I think characterization is a strength for me, and I love when a character begins to speak to me! Once High Spirits was well under way, the Fox sisters spoke to me constantly. Leah lectured me on her opinions; Kate dreamed of mystical truths, and Maggie was trying to find some ethical justification for her lies and deceits. The hardest part of writing for me is describing places. As a reader, I tend to skip over descriptions—even though I sometimes discover I have missed something important and have to go back to find it!
Have you always wanted to be a writer? Has this always been a dream of yours? Growing up, whose work did you admire most? Was there a particular author that made you say, “I want to grow up and do that!”?

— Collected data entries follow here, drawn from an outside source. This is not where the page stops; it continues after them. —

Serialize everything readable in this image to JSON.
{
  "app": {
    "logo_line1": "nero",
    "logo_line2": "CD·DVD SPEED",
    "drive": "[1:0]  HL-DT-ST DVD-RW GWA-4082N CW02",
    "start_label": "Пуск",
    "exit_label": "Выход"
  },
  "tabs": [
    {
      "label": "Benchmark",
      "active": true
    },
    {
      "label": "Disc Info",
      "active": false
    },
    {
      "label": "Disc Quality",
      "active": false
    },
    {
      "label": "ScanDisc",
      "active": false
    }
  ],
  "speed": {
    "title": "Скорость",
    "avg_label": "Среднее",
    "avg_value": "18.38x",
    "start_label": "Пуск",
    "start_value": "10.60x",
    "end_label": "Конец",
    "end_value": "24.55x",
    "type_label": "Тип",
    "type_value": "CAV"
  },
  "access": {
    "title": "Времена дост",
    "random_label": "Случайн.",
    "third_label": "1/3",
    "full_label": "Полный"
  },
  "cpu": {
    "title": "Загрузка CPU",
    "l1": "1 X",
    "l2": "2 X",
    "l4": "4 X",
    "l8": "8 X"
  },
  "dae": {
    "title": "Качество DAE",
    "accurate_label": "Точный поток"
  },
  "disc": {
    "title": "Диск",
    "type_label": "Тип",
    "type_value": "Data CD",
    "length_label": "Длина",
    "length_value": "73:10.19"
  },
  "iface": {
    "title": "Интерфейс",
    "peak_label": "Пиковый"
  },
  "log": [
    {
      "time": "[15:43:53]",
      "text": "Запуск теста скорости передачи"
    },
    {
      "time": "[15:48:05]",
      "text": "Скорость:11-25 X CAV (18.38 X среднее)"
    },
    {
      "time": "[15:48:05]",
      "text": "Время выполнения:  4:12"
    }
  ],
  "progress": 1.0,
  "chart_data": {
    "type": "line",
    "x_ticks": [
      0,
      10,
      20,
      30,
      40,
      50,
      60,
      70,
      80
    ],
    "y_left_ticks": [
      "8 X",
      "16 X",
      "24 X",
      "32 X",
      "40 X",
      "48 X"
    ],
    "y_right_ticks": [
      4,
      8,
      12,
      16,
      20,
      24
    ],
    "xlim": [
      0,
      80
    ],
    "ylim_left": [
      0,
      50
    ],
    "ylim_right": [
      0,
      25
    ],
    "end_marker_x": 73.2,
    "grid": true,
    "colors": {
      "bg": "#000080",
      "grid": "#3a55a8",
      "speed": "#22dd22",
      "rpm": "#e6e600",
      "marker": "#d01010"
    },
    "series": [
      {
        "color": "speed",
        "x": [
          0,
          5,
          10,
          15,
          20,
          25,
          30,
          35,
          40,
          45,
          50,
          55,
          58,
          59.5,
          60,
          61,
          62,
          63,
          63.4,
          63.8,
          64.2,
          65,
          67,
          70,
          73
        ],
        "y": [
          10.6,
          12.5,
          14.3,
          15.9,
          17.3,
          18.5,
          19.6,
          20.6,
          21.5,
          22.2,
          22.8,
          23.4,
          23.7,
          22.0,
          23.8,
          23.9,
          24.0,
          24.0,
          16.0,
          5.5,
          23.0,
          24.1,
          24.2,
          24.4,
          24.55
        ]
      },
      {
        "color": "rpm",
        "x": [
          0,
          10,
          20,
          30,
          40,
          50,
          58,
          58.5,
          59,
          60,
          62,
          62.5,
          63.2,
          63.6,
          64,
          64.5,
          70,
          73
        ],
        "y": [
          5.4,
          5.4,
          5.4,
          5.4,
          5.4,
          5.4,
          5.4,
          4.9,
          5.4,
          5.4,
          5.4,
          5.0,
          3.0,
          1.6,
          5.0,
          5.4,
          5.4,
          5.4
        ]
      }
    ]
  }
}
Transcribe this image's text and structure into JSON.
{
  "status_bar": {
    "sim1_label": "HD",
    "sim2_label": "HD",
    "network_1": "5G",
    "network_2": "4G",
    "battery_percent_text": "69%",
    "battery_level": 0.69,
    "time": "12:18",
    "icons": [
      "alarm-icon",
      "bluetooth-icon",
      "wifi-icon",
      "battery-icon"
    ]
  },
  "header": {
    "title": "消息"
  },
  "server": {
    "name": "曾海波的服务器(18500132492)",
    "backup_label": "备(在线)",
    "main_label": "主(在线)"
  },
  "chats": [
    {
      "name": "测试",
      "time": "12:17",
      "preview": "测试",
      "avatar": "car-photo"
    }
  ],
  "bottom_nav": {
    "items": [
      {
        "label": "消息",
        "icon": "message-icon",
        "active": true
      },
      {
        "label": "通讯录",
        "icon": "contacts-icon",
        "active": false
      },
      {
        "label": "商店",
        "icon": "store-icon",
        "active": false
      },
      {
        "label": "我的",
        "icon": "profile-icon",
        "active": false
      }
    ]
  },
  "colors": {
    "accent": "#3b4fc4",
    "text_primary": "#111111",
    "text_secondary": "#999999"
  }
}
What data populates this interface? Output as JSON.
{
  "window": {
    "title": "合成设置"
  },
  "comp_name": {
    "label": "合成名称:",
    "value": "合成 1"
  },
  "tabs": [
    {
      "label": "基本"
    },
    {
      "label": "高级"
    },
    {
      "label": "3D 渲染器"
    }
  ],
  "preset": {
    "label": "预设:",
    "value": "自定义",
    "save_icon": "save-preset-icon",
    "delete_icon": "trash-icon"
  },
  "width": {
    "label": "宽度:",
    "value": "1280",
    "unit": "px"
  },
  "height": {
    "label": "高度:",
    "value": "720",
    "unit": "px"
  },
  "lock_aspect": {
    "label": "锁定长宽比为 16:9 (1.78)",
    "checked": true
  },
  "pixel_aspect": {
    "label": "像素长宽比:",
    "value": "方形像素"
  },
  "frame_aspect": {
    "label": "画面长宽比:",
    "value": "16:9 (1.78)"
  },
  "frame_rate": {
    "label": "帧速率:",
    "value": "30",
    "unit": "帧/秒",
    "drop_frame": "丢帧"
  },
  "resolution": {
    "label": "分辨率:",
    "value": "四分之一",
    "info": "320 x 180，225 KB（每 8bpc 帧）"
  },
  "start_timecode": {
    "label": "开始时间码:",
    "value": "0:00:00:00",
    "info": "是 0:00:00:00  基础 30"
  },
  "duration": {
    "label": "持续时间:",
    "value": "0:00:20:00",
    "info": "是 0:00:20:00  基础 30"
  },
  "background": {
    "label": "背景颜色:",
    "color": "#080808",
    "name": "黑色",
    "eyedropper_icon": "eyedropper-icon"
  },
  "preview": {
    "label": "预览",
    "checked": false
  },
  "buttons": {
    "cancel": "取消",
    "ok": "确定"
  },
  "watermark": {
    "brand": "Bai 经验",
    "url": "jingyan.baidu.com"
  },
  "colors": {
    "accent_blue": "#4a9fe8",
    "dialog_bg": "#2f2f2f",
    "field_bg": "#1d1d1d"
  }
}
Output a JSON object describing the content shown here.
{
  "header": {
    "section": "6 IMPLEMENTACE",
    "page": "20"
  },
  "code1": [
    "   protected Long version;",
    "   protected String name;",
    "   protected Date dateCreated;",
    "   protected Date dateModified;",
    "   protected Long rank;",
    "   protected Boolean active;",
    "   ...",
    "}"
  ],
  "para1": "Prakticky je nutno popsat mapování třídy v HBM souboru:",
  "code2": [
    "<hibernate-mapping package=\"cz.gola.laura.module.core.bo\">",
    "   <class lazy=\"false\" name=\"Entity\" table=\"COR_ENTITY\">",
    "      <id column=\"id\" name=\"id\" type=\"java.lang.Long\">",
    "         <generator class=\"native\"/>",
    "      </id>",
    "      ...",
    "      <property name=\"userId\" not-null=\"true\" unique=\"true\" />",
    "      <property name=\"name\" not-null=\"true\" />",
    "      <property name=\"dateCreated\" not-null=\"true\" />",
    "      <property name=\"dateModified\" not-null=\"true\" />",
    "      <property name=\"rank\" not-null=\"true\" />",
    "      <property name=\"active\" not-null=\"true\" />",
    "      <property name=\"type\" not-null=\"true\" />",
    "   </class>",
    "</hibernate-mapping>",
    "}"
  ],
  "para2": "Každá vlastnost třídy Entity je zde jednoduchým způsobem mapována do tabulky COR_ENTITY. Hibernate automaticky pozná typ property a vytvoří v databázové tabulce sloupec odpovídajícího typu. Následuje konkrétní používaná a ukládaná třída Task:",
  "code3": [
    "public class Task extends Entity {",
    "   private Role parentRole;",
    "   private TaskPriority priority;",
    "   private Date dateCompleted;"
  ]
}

I was a writer before I could read. My first book was titled The Dragon and the Girl. My father had to write down the words for me, and I drew the pictures and bound it together with Elmer’s Glue. I continued to write throughout my life. As a teacher, I frequently write for my class—stories about explorers, or limericks about students in the class. Being a published author was always a dream of mine, and I have to credit my husband for helping that dream become a reality. If it wasn’t for his encouragement, High Spirits would probably be stuffed in a drawer somewhere, unfinished. In terms of my development as a writer, I think I was most inspired by the science fiction and fantasy authors I read as a teenager. Nobody is more surprised than me that my first published work turned out to be historical fiction!
You’re a teacher. Obviously that keeps you busy. Very busy. (My sister’s a teacher, so I know how much work is involved.) How did you (how do you) find time to write? To do research?
High Spirits was mostly written on my summer vacations. It is very difficult for me to get much serious writing done during the school year, not only through lack of time, but also because teaching saps most of my creative energy. I also have two young daughters who deserve my attention and devotion—and who sometimes compete with me for computer time!
Research, if it involves reading, is no problem. I end every day by reading for pleasure, no matter how much correcting work is piled up, and I can do a lot of research for my books that way. I have not been able to do any research that involves traveling, however, except for the 1 hour’s drive to Kane’s gravesite. I am afraid that traveling for research will have to wait until I’m retired!
Are you writing anything at the moment? Is another book in the works? What would you like to write next?
There is another book in the works, although it is just in the planning stages now. It will be another historical novel set in the nineteenth century, this time about a group of psychic investigators. Some of the characters will be loosely based on the real founders of The Psychical Research Society and many of the spiritualists they investigate will be based on famous mediums such as Eusapia Palladino and Leonora Piper. The fictional main character, however, will be a young girl who comes to live with the founders of the society under mysterious circumstances and is not what she at first appears to be. I’m on the lookout for a catchy title. Any ideas?
If you had twenty-four hours, a time machine, and a limitless supply of money, what would you want to do?
Tricky question! My first thought was to solve some historical mysteries, but then I realized that 24 hours would not be enough time to, say, learn what happened to the Roanoke Colony or locate Amelia Earhart’s aircraft in its final minutes. I could probably observe how many shots were fired at J.F.K. (and from where) or find out if Lizzie Borden was guilty or innocent—but what a grim way to spend such a precious gift! Upon reflection, I think I would like to spend the 24 hours trying to gain an actual glimpse of some fascinating people from history. What did Anne Boleyn really look like? How about Cleopatra? And I would definitely want a glimpse of one of my all-time favorite personages from American history, George Washington.